Reflecting back a year ago when the pandemic began is so eye opening. The whole year has been such a catalyst for bringing forward all the things there are to address in the country and globally. It highlighted the US’s stubborn “freedoms” whatever that means and as a result, school is kind of a mess, the vaccine distribution is kind of a mess, plus all the systemic racism showing up in the statistics of who is affected the most by COVID. It’s pretty icky feeling all around.

Thanks for the shout-out!

4 Working mom of 2 { 02.26.21 at 10:22 pm }

Yep. Same as a.

And I’m now reading articles like “well if we can get it down to flu levels with the vaccine we can open up.” But masks and social distancing have almost eliminated the flu while covid still surges even with those measures (which of course we need but the point is covid is obviously more transmissible and deadly than the flu)…so obviously covid is much worse than the flu. So I’m not eager for things to fully open up when (if?) we each “only” flu levels of numbers. What if the vaccine ends up being like the flu vaccine? Where due to constant mutations, efficacy varies and is often only 40%? Will I have to risk my kids getting covid each year, even after they’re vaccinated? One of many things keeping me up at night.

We just learned our school district’s plan—even though we are still in the highest transmission tier in California (and even though cases have dropped, still a lot worse than last summer)—Calif has relaxed school opening criteria quite a bit (including the fact that if numbers drop to a certain level in a county, even briefly, a school can open up and then stay open even if the numbers go up again) so elementary schools in our district are opening up in early April, hybrid 2 days per week. My kids will not be there. Teachers here haven’t gotten vaccinated yet (unless they are over 65 in certain zip codes). And why go thru all this trouble and expense and disruption so late in the school year??

And I’m disgusted by the wealthy white 65+ In my community who sit in their huge houses and have relatively little risk bitching that certain (hard hit, poor) zip codes in our county plus farm workers (also hard hit and poor) are getting the vaccine first (75+ too, and nursing homes already got it as did frontline health workers)…cmon people! Supply is limited so it should go to those more at risk…the selfishness is appalling.

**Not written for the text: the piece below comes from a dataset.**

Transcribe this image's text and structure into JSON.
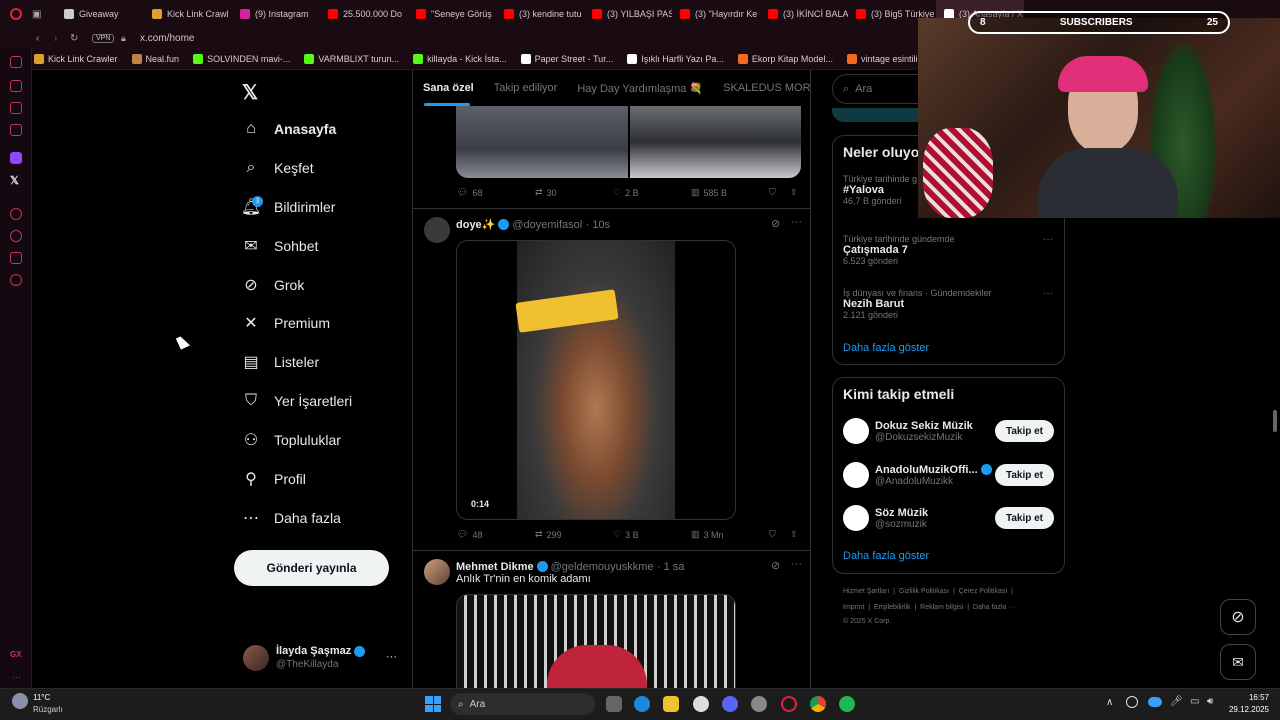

5 Mali { 02.28.21 at 6:59 pm }

Thanks for the shout out.

Your post made me so sad for you all over there. Sending hugs.

6 loribeth { 02.28.21 at 7:31 pm }

What a said about the constant resentment. Exactly.

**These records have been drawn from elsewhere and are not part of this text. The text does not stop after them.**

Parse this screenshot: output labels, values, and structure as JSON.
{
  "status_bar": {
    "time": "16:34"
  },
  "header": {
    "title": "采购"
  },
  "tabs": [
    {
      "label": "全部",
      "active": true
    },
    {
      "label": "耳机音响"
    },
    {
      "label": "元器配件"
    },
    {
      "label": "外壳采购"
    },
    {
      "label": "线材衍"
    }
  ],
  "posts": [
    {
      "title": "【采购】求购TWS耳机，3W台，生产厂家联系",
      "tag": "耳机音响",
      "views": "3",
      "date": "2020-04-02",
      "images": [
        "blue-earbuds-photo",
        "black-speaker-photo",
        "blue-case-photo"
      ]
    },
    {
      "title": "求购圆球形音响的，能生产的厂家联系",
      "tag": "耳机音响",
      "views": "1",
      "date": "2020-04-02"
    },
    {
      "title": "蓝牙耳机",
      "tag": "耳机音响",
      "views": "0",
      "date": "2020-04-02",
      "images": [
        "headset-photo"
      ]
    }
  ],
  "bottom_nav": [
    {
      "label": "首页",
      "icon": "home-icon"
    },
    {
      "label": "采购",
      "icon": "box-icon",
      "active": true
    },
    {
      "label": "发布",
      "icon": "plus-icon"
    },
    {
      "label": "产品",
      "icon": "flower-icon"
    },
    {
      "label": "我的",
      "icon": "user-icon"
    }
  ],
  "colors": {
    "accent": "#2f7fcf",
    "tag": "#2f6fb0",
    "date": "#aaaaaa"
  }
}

For second helpings, this post from Jess (in her new blog home!):

https://findingadifferentpath.blogspot.com/2021/02/ghost-life.html

7 chris { 03.02.21 at 2:55 pm }

I’ve been thinking a lot about a year ago too, only even then I was sitting here saying “it’s going to be so much worse than they are saying.” But, that’s because I was reading about China, and Italy- and my complete and utter distrust of how our government was handling it- and even that didn’t prepare me for how bad it has been. I also was thinking how it was this weekend that was the last time I was with my people- 51.5 weeks ago the last thing I did was go to my niece’s Bridal Shower. It was so much smaller than we expected because the bay area had started lockdown this week0 and a lot of people didn’t come. We started lockdown 2 days after the shower. A year without people. I am so broken.

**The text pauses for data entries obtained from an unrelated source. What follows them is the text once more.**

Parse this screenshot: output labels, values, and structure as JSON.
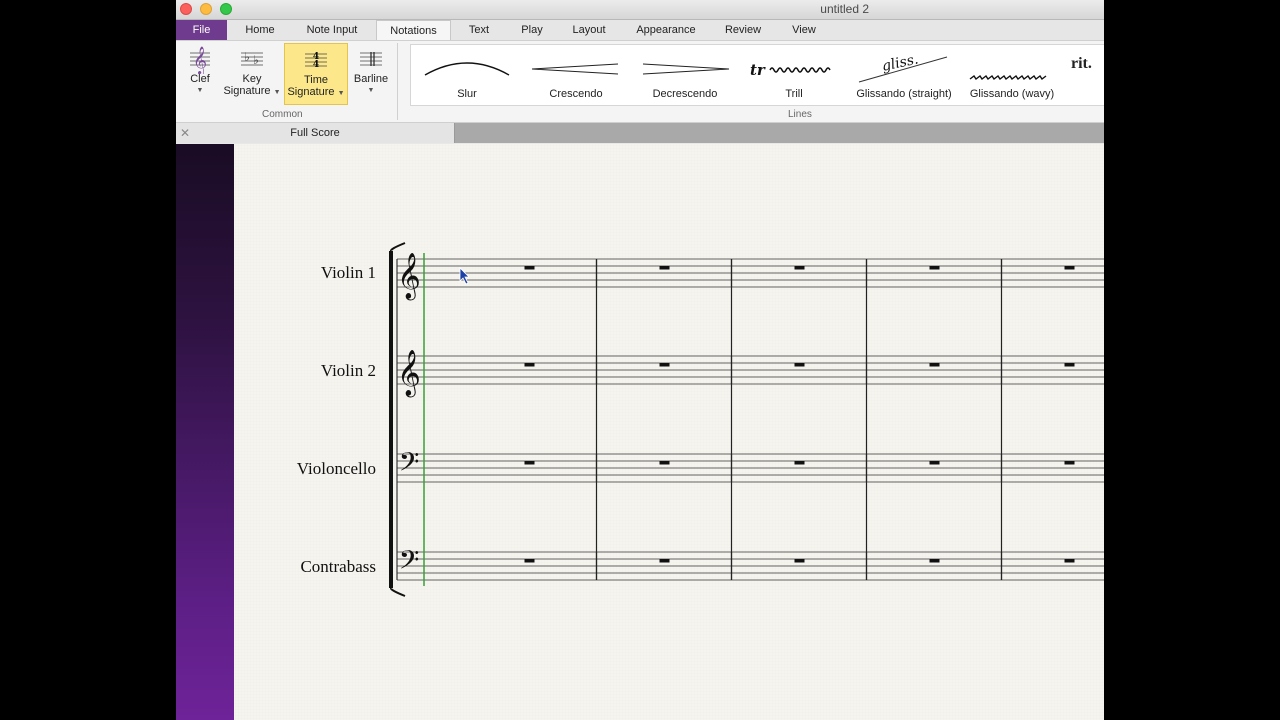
{
  "window": {
    "title": "untitled 2"
  },
  "tabs": [
    {
      "label": "File"
    },
    {
      "label": "Home"
    },
    {
      "label": "Note Input"
    },
    {
      "label": "Notations"
    },
    {
      "label": "Text"
    },
    {
      "label": "Play"
    },
    {
      "label": "Layout"
    },
    {
      "label": "Appearance"
    },
    {
      "label": "Review"
    },
    {
      "label": "View"
    }
  ],
  "ribbon": {
    "common": {
      "label": "Common",
      "clef": {
        "line1": "Clef",
        "line2": ""
      },
      "key_signature": {
        "line1": "Key",
        "line2": "Signature"
      },
      "time_signature": {
        "line1": "Time",
        "line2": "Signature"
      },
      "barline": {
        "line1": "Barline",
        "line2": ""
      }
    },
    "lines": {
      "label": "Lines",
      "items": [
        {
          "label": "Slur"
        },
        {
          "label": "Crescendo"
        },
        {
          "label": "Decrescendo"
        },
        {
          "label": "Trill",
          "glyph": "tr"
        },
        {
          "label": "Glissando (straight)",
          "glyph": "gliss."
        },
        {
          "label": "Glissando (wavy)"
        }
      ],
      "overflow_text": "rit."
    }
  },
  "score_tab": {
    "name": "Full Score",
    "close": "✕"
  },
  "score": {
    "instruments": [
      {
        "name": "Violin 1",
        "clef": "treble"
      },
      {
        "name": "Violin 2",
        "clef": "treble"
      },
      {
        "name": "Violoncello",
        "clef": "bass"
      },
      {
        "name": "Contrabass",
        "clef": "bass"
      }
    ],
    "measures": 5,
    "rest": "whole-rest"
  },
  "colors": {
    "file_tab": "#6f3b8e",
    "selected_button": "#fce88a",
    "cursor_line": "#3aa03a"
  }
}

8 Jess { 03.04.21 at 8:03 pm }

So painful to look back and to see what could have been if the pandemic had been taken more seriously. It is criminal how many people have died. I echo the other thoughts that people who downplay the virus and hide behind privilege to pooh-pooh the restrictions and the depth of the tragedy are just awful. This has been such a disheartening look at humanity. There are bright spots for sure, bit overwhelmingly prime couldn’t care enough about the welfare of others to protect the vulnerable and put an end to the spread.

Thank you for including my new space and first post!